Os poderes de Nícolas

27/10/2013 – 23:37h

Quem nunca desejou ter super poderes para resolver problemas? Nícolas, com sua imaginação fértil, deseja ser o “Super Nico” para lidar com os contratempos da sua vida. Até que um dia ele percebe que esse super-herói só existe na sua cabeça e que, sim, é possível ser respeitado e querido sendo simplesmente Nícolas.

Entre os lançamentos de 2013, a Editora Aletria apresenta o francês “Nícolas”, escrito por Agnès Laroche e traduzido por Isabelle Gamin e Rosana de Mont´Alverne. Em capa dura, o livro tem 36 páginas preciosamente ilustradas por Stéphanie Augusseau. Leia a resenha do livro produzida pela professora Regina Machado, doutora em arte e educação pela USP, que também se dedica à narração de histórias e, eu tenho certeza, você vai apaixonar por Nícolas.

“Quem nunca se sentiu envergonhado, com medo ou raiva de alguém e não foi capaz, na hora, de responder à altura? Por que será que muitas vezes nos sentimos impotentes para expressar nossa vontade para os outros? Que poder é esse que a esses outros conferimos?

Perguntas assim parecem despontar após a leitura de “Nícolas”. Por serem situações já tantas vezes vividas por todo mundo, acompanhamos com gosto os episódios e os conflitos do personagem. Podemos nos lembrar dos inúmeros enfrentamentos diante das imposições e constrangimentos da vida, do que não faz sentido, do autoritarismo, da falta de sinceridade, da dificuldade de comunicação.
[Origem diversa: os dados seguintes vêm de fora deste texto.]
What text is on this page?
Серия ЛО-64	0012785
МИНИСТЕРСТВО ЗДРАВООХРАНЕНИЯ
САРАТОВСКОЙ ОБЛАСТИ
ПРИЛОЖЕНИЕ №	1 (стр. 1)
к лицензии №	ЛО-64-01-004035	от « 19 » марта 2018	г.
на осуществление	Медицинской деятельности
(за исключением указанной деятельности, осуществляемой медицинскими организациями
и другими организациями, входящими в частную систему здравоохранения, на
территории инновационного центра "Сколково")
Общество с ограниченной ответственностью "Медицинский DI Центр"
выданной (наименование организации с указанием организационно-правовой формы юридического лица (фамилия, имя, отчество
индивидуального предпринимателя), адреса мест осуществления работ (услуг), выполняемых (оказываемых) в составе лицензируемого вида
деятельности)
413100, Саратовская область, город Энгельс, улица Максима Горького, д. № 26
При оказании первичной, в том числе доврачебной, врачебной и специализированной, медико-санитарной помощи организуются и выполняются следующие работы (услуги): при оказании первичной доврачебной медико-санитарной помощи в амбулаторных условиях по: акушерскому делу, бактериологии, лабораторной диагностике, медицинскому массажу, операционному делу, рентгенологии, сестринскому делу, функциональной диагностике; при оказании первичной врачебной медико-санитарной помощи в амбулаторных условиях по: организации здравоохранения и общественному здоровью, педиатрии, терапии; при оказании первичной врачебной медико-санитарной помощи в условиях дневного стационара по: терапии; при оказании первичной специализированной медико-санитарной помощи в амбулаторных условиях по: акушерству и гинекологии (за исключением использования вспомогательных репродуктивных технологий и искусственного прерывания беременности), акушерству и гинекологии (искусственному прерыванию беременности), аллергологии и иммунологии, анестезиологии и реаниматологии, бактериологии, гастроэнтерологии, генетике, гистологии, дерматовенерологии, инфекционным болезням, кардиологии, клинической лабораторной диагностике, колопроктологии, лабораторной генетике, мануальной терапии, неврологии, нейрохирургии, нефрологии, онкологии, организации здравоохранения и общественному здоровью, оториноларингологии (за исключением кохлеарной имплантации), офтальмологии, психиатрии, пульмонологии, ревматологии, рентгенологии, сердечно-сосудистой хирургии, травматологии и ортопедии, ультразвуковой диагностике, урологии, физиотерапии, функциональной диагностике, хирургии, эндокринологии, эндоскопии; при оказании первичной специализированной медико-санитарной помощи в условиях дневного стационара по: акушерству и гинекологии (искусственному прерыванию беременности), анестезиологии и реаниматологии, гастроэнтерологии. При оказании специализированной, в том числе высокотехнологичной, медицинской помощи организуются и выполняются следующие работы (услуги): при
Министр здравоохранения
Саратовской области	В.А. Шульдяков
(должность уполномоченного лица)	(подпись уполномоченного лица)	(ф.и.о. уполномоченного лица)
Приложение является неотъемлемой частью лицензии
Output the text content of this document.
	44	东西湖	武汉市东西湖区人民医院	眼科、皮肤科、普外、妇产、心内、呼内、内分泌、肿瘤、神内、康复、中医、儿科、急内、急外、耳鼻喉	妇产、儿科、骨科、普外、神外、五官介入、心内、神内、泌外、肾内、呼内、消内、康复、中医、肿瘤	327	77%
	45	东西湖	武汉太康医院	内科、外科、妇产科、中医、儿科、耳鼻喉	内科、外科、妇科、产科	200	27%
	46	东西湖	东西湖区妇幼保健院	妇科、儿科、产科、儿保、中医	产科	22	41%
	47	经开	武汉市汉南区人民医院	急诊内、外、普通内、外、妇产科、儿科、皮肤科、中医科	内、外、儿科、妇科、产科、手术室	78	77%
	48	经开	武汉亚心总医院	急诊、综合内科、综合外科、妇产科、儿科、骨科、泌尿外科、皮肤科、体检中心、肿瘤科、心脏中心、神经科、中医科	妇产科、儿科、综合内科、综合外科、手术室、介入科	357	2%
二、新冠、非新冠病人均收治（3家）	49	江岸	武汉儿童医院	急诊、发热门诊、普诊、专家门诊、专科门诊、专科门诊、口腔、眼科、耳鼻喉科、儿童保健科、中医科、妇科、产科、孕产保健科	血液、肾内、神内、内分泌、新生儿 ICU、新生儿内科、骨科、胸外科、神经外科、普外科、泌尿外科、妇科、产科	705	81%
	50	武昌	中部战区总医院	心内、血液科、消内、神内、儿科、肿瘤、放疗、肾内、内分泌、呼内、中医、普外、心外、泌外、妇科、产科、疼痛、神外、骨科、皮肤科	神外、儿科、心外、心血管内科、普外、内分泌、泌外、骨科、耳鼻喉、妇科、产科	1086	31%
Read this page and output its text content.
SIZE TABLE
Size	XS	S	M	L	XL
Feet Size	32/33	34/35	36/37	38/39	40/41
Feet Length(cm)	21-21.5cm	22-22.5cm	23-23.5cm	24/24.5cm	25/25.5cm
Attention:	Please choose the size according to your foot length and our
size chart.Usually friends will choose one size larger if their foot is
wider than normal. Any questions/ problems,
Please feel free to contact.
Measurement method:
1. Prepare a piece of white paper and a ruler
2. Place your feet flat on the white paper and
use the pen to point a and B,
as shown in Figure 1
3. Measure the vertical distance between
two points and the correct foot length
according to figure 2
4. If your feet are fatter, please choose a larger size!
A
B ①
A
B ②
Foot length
O que fazer com o despertar do amor que nos deixa sem fala? Como perder o medo e enfrentar tudo de outro jeito?

Nos contos tradicionais, as possibilidades de transformação acontecem durante o trajeto de aprendizagem de determinado personagem. A mudança é resultado da experiência das decisões, dúvidas e oportunidades para atravessar e vencer diversos desafios. Já nos contos contemporâneos, as crianças e a imaginação se situam no plano psicológico da experiência humana.

Nícolas não é um príncipe. É um menino como tantos outros, que tem medos cotidianos, como cada um de nós. Então sua transformação não se dá num passe de mágica, como obra da arte ancestral da Fantasia, nem por meio dos inúmeros artifícios simbólicos do Encantamento; ela é operada pela força da experiência e do aprendizado do viver.

O livro “Nícolas” é encantador em sua força poética, no desenho de seu horizonte e no sutil e delicado enamorar-se do seu coração. A expressividade das ilustrações conta a história tão bem quanto as palavras. Tons de preto e branco figuram sombras, sustos e deslumbramentos, mas também potencializam uma transcendência, como que dizendo que da adversidade pode-se vivenciar a arrebatadora experiência do afeto.

Mas o vermelho, de uma maneira muito singular, também conta essa história, especialmente quando está ausente nas páginas que antecedem a mais importante descoberta de Nícolas – essa que deve ser também a nossa descoberta!”